I put bits away and I never owed anything to anybody. And now I know where every penny goes. Well you see, we were made like that, we ‘ad to save. Not today they don’t, do they! Had no help in the ‘ome. People you knew came in if anyone was sick. You couldn’t afford it those days. I know once I applied for help because my ‘usband used to wander. He’d wander off a week and I never knew where he was. But I was workin’. I worked at everything I could think of, laundry work, I took on a hall, I done that. I took on cookin’, all sorts of things and I worked for a lot of people, good people that ‘ad got money, you know. I was able to keep goin’. I could mend, I could stitch and make things.

I tell you one thing, about once a year there was a very good rummage sale and they ‘ad god stuff and if I saw anything I’d pick it up, take it ‘ome and make them clothes. Well, you ‘ad to them days. I sat for 8 years babysittin’ for DeVal (?), the gear people and they’ve never forgotten me and that must be 50 years and every year I have a cheque from them, a small one like. And Barratts the sweet people, I went there, waited at table there. And different people I’ve worked for and I’d work all hours for ‘alf-a-crown, do the ‘ouse down for that. Then I used to go down the station to buy the food. Anyway, I got on. I was too independent I think, I was very careful. I am now.
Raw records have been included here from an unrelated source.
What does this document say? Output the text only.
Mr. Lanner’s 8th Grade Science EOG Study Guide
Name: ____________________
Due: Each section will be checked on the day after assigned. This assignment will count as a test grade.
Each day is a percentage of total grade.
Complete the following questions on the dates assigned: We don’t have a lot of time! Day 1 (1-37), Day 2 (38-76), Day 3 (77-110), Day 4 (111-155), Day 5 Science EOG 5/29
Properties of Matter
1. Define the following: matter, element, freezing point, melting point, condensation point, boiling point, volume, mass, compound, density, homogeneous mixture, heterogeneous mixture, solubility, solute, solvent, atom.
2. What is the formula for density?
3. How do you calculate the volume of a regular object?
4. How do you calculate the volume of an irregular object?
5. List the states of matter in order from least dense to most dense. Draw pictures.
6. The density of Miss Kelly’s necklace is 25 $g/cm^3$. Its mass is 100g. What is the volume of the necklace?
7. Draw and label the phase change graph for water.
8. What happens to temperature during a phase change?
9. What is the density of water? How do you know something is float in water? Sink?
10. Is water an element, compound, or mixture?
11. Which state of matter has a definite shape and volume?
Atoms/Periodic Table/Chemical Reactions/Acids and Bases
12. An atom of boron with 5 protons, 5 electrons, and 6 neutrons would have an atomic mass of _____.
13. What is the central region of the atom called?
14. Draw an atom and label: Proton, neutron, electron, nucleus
Were there any savings clubs, coal etc?
Yes, coal club, a doctor’s club. That was more in my mother’s time, where they used to go for mothers meetin’. And they used to run this club and at the end of the year they’d ‘ave ‘alf a ton o’ coal. So much was on it, with a hundred o’ coal a week. My father used to buy the tops of trees, that was winter. When you saw the snow ad frost up to the back door you ‘ad to do something. And we had to prepare the summer for the winter but they got over it, they was never in debt.

My father had a big horse and a great big block and his axe, and he used to mend saws and all that. And we used to ‘ave to go and chop that wood – I could axe with anybody. We were taught all that to do.
We were kept warm – fires! – my father was a lad for an open grate. Couldn’t read or write but he could count – could he count! We ‘ad no ‘lectricity, no gas, no bathroom, but my mother used to bring this big bath in front o’ this big fire and she’d get us washed of a Saturday, that’s they way they was brought up. No toys, never had a toy. Used to go to Sunday School treats and that sort of thing. Take our mugs with us.

And I was in the choir. Used to sing! Oh yes, had to go to chapel oh, my word, three times a Sunday. Best clothes and you ‘ad to behave yourself too. Had to walk. Then of a Sunday evenin’ when we all got in we’d sing. When we got on a bit more in life we ‘ad an organ and I kept that organ for years and the fly got into it and it had to be taken to pieces. And my mother would never ‘ave a swear word in the ‘ouse – she was very particular in that way.